Wittgenstein on Language, Mind, and Reality
Explore Wittgenstein’s so-called ‘early’ and ‘late’ work on the nature of language and meaning, their relation to reality, and his views on the nature of philosophy. You'll examine the Tractatus Logico-philosophicus and the ‘picture theory of the proposition’, the idea that the job of language is to describe actual and possible states of affairs, and the posthumous Philosophical Investigations, in which language is seen as multi-faceted, consisting of overlapping ‘language games’, and in which “to imagine a language means to imagine a form of life”.
This module enables you to undertake independent research on a question of your choice.
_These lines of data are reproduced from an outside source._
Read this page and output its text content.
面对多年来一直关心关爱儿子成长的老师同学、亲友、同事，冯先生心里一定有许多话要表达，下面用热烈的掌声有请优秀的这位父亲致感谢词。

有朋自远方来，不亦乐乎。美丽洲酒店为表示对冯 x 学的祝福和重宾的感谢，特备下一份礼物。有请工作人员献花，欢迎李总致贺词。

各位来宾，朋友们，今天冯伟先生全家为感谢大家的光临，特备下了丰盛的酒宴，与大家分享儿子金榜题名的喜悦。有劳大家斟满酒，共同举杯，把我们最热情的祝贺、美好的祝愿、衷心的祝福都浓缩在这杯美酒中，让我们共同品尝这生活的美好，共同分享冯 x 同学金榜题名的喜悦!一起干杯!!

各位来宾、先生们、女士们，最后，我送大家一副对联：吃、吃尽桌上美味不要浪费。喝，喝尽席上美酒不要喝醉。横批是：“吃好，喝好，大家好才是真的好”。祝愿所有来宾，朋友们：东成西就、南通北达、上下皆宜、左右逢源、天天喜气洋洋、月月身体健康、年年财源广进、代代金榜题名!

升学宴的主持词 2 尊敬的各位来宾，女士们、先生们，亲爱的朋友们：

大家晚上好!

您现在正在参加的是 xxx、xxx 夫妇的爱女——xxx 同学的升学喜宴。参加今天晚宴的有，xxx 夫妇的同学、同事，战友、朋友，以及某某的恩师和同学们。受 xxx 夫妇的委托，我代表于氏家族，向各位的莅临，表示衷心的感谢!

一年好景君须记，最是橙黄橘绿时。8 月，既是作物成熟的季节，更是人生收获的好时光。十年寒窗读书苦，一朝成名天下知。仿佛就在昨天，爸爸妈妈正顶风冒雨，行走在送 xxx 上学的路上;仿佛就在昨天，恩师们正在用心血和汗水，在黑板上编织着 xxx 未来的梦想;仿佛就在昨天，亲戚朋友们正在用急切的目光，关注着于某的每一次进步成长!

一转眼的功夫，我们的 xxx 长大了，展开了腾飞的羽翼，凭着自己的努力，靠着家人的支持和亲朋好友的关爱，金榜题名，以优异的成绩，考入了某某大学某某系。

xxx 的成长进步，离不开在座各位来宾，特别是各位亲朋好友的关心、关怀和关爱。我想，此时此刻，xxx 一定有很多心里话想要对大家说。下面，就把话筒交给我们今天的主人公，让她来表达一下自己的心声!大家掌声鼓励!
Working with an academic across your final semester, you will write a 6,000-word dissertation.
Gender, Science and Knowledge
This module provides a critical overview of the different ways of theorising the relation between gender, science, and knowledge. It explores the concepts of objectivity, rationality, and nature within scientific thinking by focusing on the gendered nature of knowledge and provides opportunities to reflect critically on the idea that that science is a cultural product, which is nonetheless not fictional.
Contemporary Political Philosophy
How should we reason about justice, equality, liberty and democracy? You will explore ways of thinking about these topics through critical readings of leading contemporary political philosophers.
The Politics and Philosophy of the Environment
How should we think about the environment? And how should we act towards to it? You'll study environmental attitudes, the politics and ideology of environmentalism, its ethics and philosophy, pressure groups and political parties, and the principles of environmental policy.
Sacred Spaces-Sacred Media
Religion is studied as a communication system that influences and is greatly influenced by various communication technologies. You will research online environments such as social media platforms or video games, exploring them as new "sacred spaces".
Key Philosophical Thinkers
This module introduces you to the writings of a key philosopher in the history of ideas, as well as relevant reading. The central themes in the work of this thinker will be critically considered and evaluated with reference to contemporary debates.
The module focuses on the Analects of Confucius and provides an opportunity to examine the teachings of Confucius on, for example, education, society, politics and governance, conduct and ethics, or the ideal life. It also introduces the word-thought-life procedure, in which we reflect on the application of Confucian thought in relation to one’s own situation.
The Philosophy of Photography
Explore the theories of the nature of photography and photographic images, centred on the contested idea that photographs have a special relation to reality. You will independently research photographic images found in various contexts. These include: photo-journalism, camera phones and social media, forensic evidence, art galleries and museums, advertising, and fashion photography.